Latin

Latin Dance is represented by a collection of dances.    There are two main camps of Latin Dancers.    Firstly, there is the Latin/Ballroom camp, who thinks of Latin  Dance as being represented by Rumba, Cha Cha, Jive, Samba, and Paso Doble.    However, with the increased multi culturism we see today in Canada and the rest of the world, a new camp of Latin Dancers is found in Canada, the United States, and Europe.    This camp is evolved from the South American and Mexican immigrants who think of Latin dance as a more street (less formalized) style, represented by dances such as Salsa, Merengue, Bachata, Cumbia, Samba, Argentine Tango, and others.

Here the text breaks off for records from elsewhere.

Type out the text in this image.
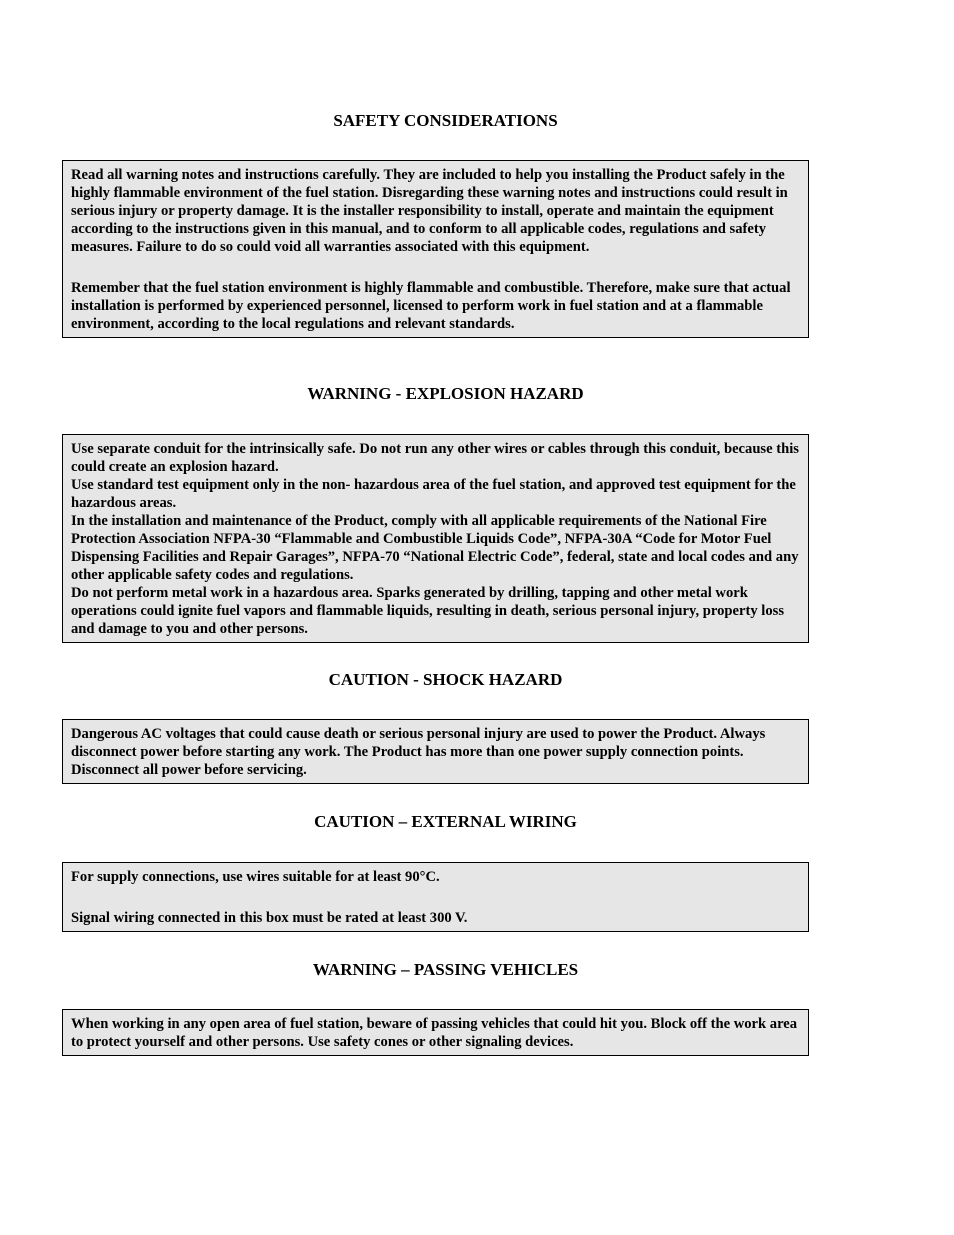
SAFETY CONSIDERATIONS

Read all warning notes and instructions carefully. They are included to help you installing the Product safely in the highly flammable environment of the fuel station. Disregarding these warning notes and instructions could result in serious injury or property damage. It is the installer responsibility to install, operate and maintain the equipment according to the instructions given in this manual, and to conform to all applicable codes, regulations and safety measures. Failure to do so could void all warranties associated with this equipment.

Remember that the fuel station environment is highly flammable and combustible. Therefore, make sure that actual installation is performed by experienced personnel, licensed to perform work in fuel station and at a flammable environment, according to the local regulations and relevant standards.

WARNING - EXPLOSION HAZARD

Use separate conduit for the intrinsically safe. Do not run any other wires or cables through this conduit, because this could create an explosion hazard.

Use standard test equipment only in the non- hazardous area of the fuel station, and approved test equipment for the hazardous areas.

In the installation and maintenance of the Product, comply with all applicable requirements of the National Fire Protection Association NFPA-30 “Flammable and Combustible Liquids Code”, NFPA-30A “Code for Motor Fuel Dispensing Facilities and Repair Garages”, NFPA-70 “National Electric Code”, federal, state and local codes and any other applicable safety codes and regulations.

Do not perform metal work in a hazardous area. Sparks generated by drilling, tapping and other metal work operations could ignite fuel vapors and flammable liquids, resulting in death, serious personal injury, property loss and damage to you and other persons.

CAUTION - SHOCK HAZARD

Dangerous AC voltages that could cause death or serious personal injury are used to power the Product. Always disconnect power before starting any work. The Product has more than one power supply connection points. Disconnect all power before servicing.

CAUTION – EXTERNAL WIRING

For supply connections, use wires suitable for at least 90°C.

Signal wiring connected in this box must be rated at least 300 V.

WARNING – PASSING VEHICLES

When working in any open area of fuel station, beware of passing vehicles that could hit you. Block off the work area to protect yourself and other persons. Use safety cones or other signaling devices.
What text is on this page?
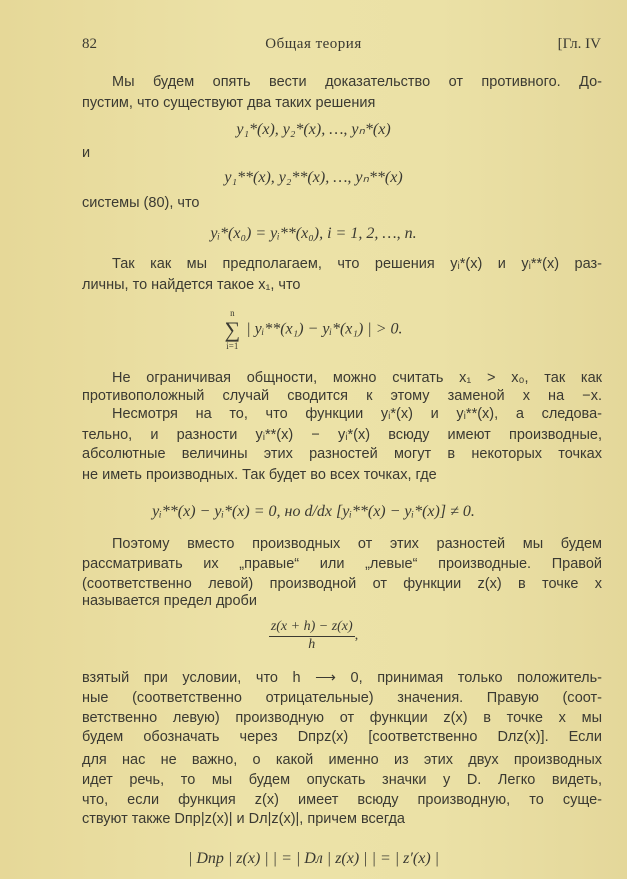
82	Общая теория	[Гл. IV
Мы будем опять вести доказательство от противного. До-
пустим, что существуют два таких решения
y₁*(x), y₂*(x), …, yₙ*(x)
и
y₁**(x), y₂**(x), …, yₙ**(x)
системы (80), что
yᵢ*(x₀) = yᵢ**(x₀), i = 1, 2, …, n.
Так как мы предполагаем, что решения yᵢ*(x) и yᵢ**(x) раз-
личны, то найдется такое x₁, что
n
∑
i=1
| yᵢ**(x₁) − yᵢ*(x₁) | > 0.
Не ограничивая общности, можно считать x₁ > x₀, так как
противоположный случай сводится к этому заменой x на −x.
Несмотря на то, что функции yᵢ*(x) и yᵢ**(x), а следова-
тельно, и разности yᵢ**(x) − yᵢ*(x) всюду имеют производные,
абсолютные величины этих разностей могут в некоторых точках
не иметь производных. Так будет во всех точках, где
yᵢ**(x) − yᵢ*(x) = 0, но d/dx [yᵢ**(x) − yᵢ*(x)] ≠ 0.
Поэтому вместо производных от этих разностей мы будем
рассматривать их „правые“ или „левые“ производные. Правой
(соответственно левой) производной от функции z(x) в точке x
называется предел дроби
$\frac{z(x + h) - z(x)}{h}$ ,
взятый при условии, что h ⟶ 0, принимая только положитель-
ные (соответственно отрицательные) значения. Правую (соот-
ветственно левую) производную от функции z(x) в точке x мы
будем обозначать через Dпрz(x) [соответственно Dлz(x)]. Если
для нас не важно, о какой именно из этих двух производных
идет речь, то мы будем опускать значки у D. Легко видеть,
что, если функция z(x) имеет всюду производную, то суще-
ствуют также Dпр|z(x)| и Dл|z(x)|, причем всегда
| Dпр | z(x) | | = | Dл | z(x) | | = | z′(x) |
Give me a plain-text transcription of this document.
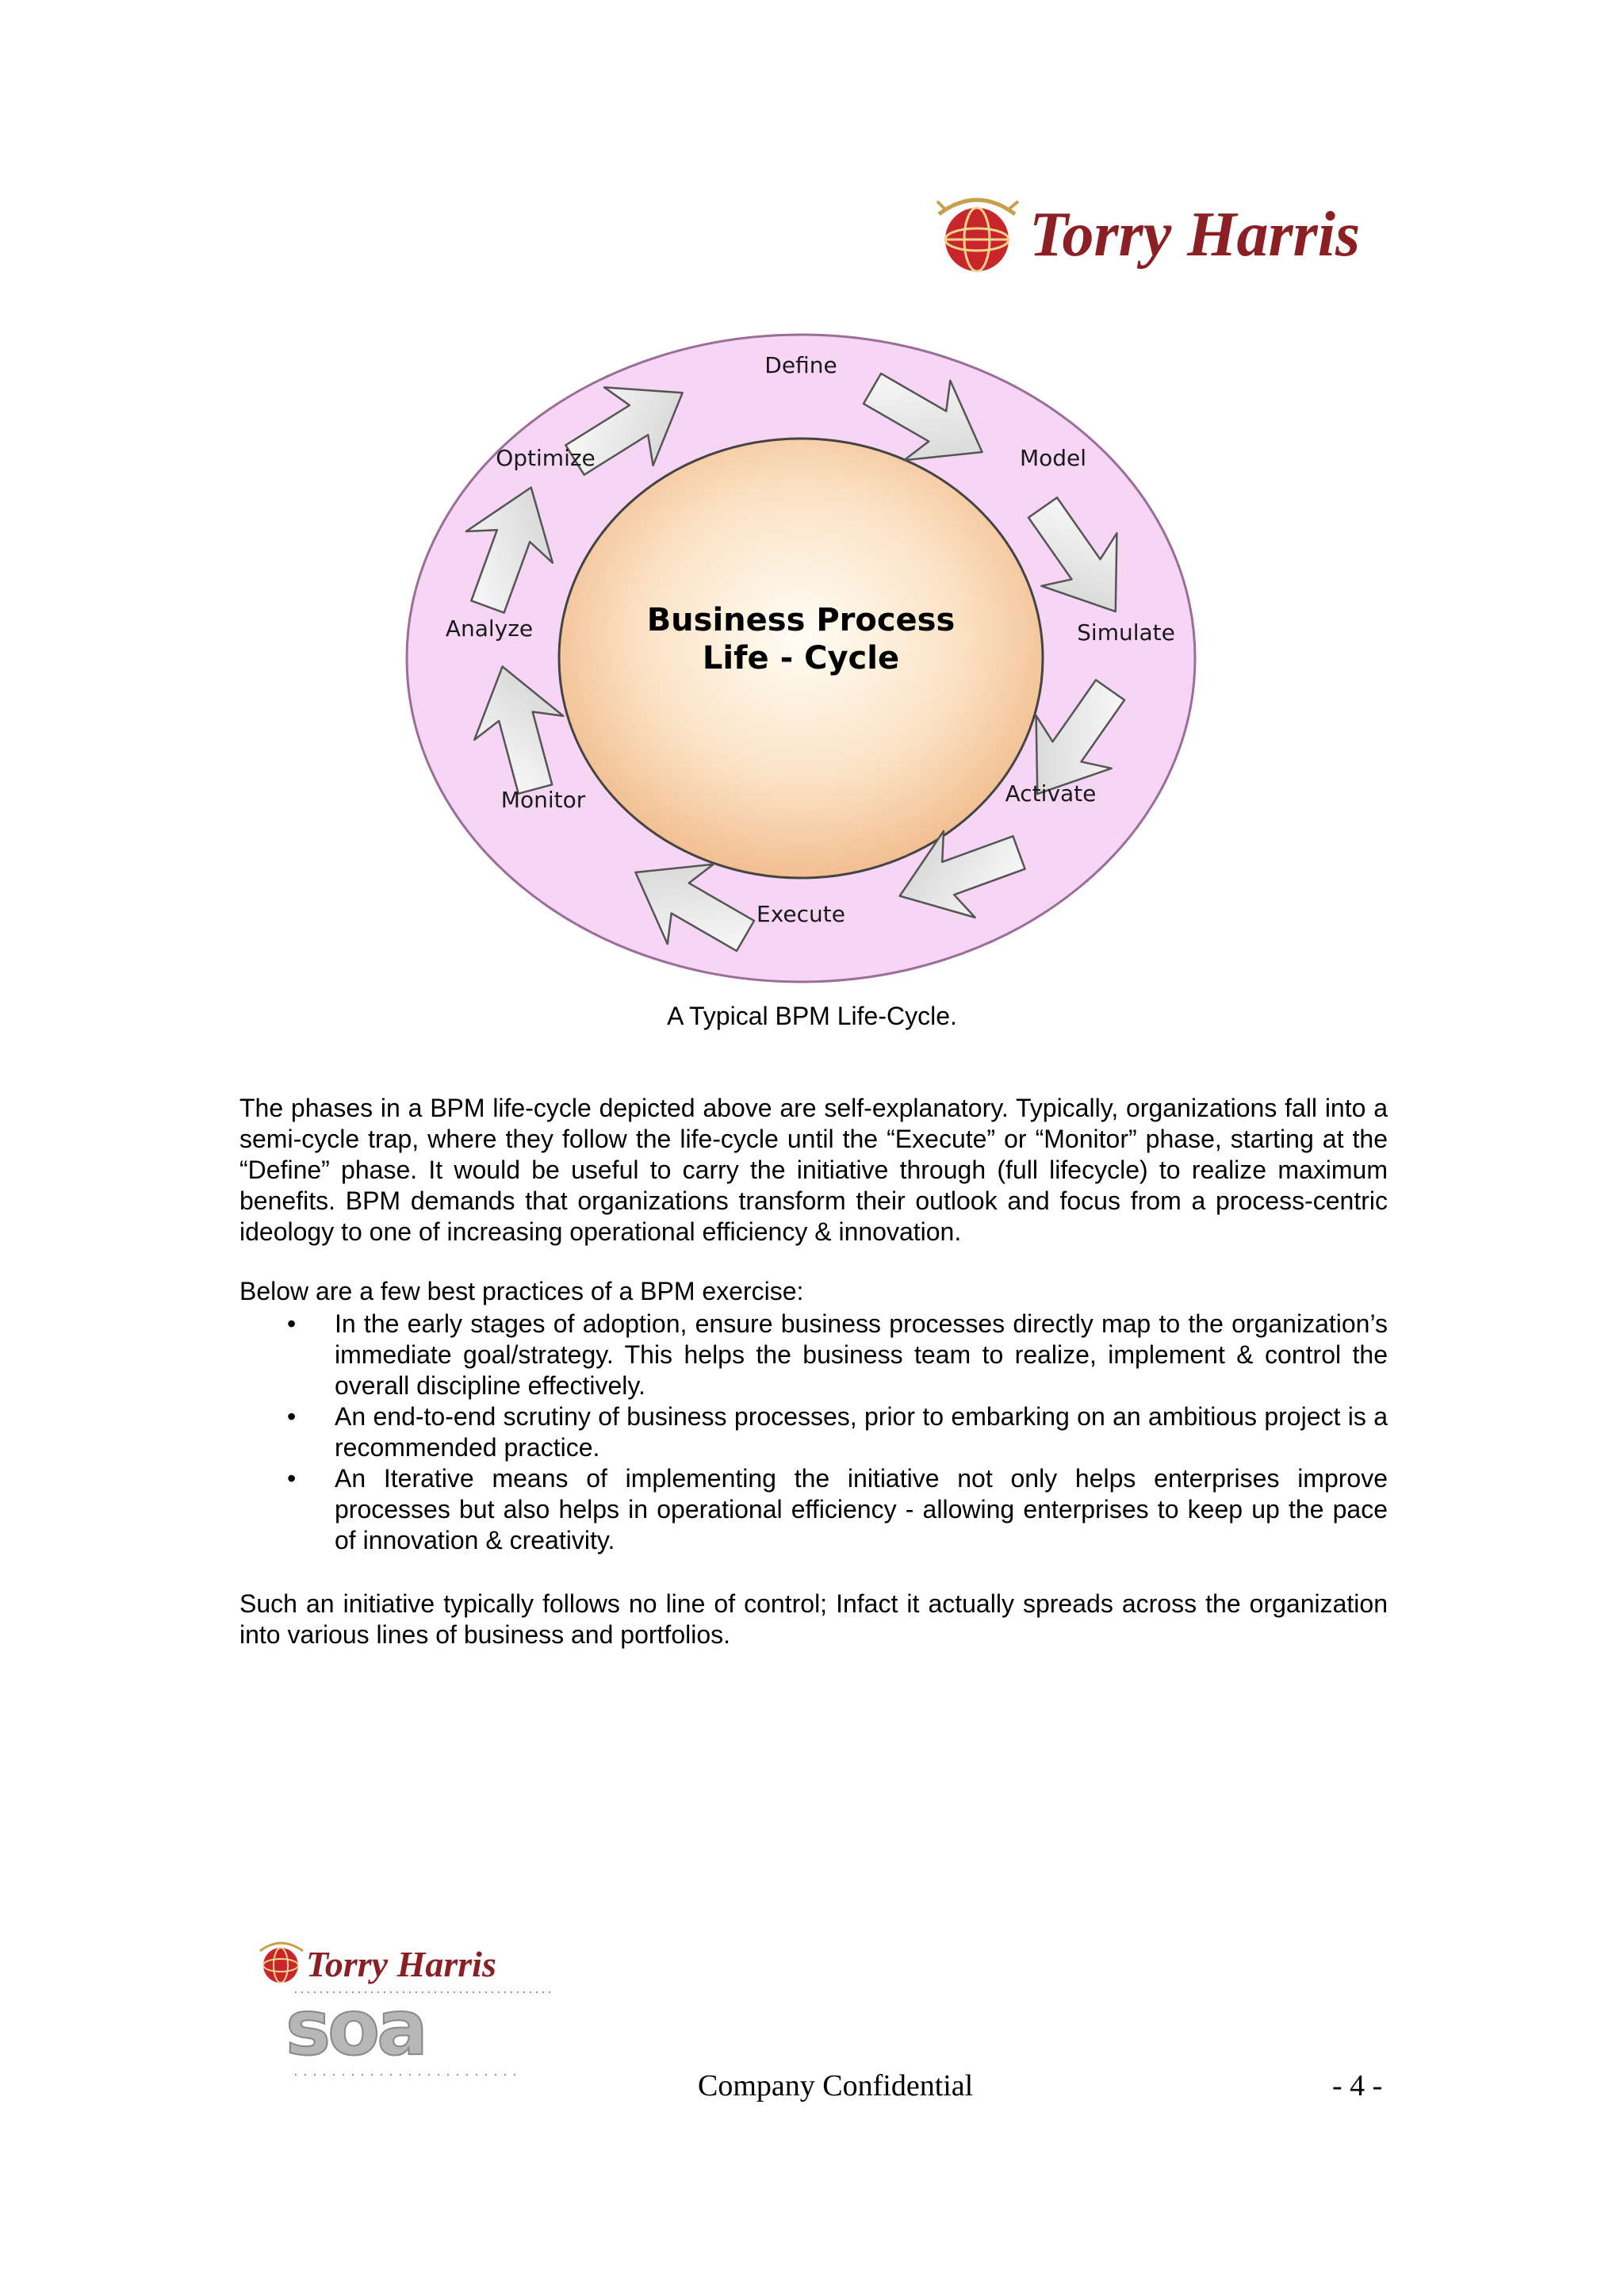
Torry Harris
Business Process
Life - Cycle
Define
Model
Simulate
Activate
Execute
Monitor
Analyze
Optimize
A Typical BPM Life-Cycle.
The phases in a BPM life-cycle depicted above are self-explanatory. Typically, organizations fall into a semi-cycle trap, where they follow the life-cycle until the “Execute” or “Monitor” phase, starting at the “Define” phase. It would be useful to carry the initiative through (full lifecycle) to realize maximum benefits. BPM demands that organizations transform their outlook and focus from a process-centric ideology to one of increasing operational efficiency & innovation.
Below are a few best practices of a BPM exercise:
• In the early stages of adoption, ensure business processes directly map to the organization’s immediate goal/strategy. This helps the business team to realize, implement & control the overall discipline effectively.
• An end-to-end scrutiny of business processes, prior to embarking on an ambitious project is a recommended practice.
• An Iterative means of implementing the initiative not only helps enterprises improve processes but also helps in operational efficiency - allowing enterprises to keep up the pace of innovation & creativity.
Such an initiative typically follows no line of control; Infact it actually spreads across the organization into various lines of business and portfolios.
Torry Harris
soa
Company Confidential	- 4 -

The street Samba (often called the Brazilian Samba) is a completely different dance from the Ballroom/Latin Samba.     The two do not resemble each other, and its hard to see the connection of where the two might have diverged away from each other.    The controversy in dance shows itself here too, where some of the South American immigrants are offended by the alternative ballroom style, since Samba is representative of their culture back home in Brazil.    However, the ballroom Samba is an elegant latin dance, which most experts would consider to be the the most difficult and involved latin dance of all.

In the same way, the Argentine Tango hardly resembles its Ballroom counterpart at this point in history.    When Argentine Tango is danced as a performance level dance, it borrows from ballet and theatre arts, and is a unique and interesting dance with a somber (but passionate) characterization.    It is particularly different in that the man and lady are often dancing on the same foot, while dancing in closed hold.    On the other hand, the modern Ballroom Tango (represented by an American Style and a British International Style) is a highly stylized dance, with staccato, legato, and roboto actions, angular walks, line figures, quick head movements, and a fascinating characterization.    Often, Ballroom Tango is danced improperly with the wrong characterization, leading  many people to believe that this Tango is an angry, cold, aggressive, and hard dance.    Nothing could be further from the truth, however.   

The Ballroom Tango has borrowed some level of inspiration from the Argentine Tango in today’s environment, especially when danced as performance, rather than as a competitive dance.   The Tango continues to evolve.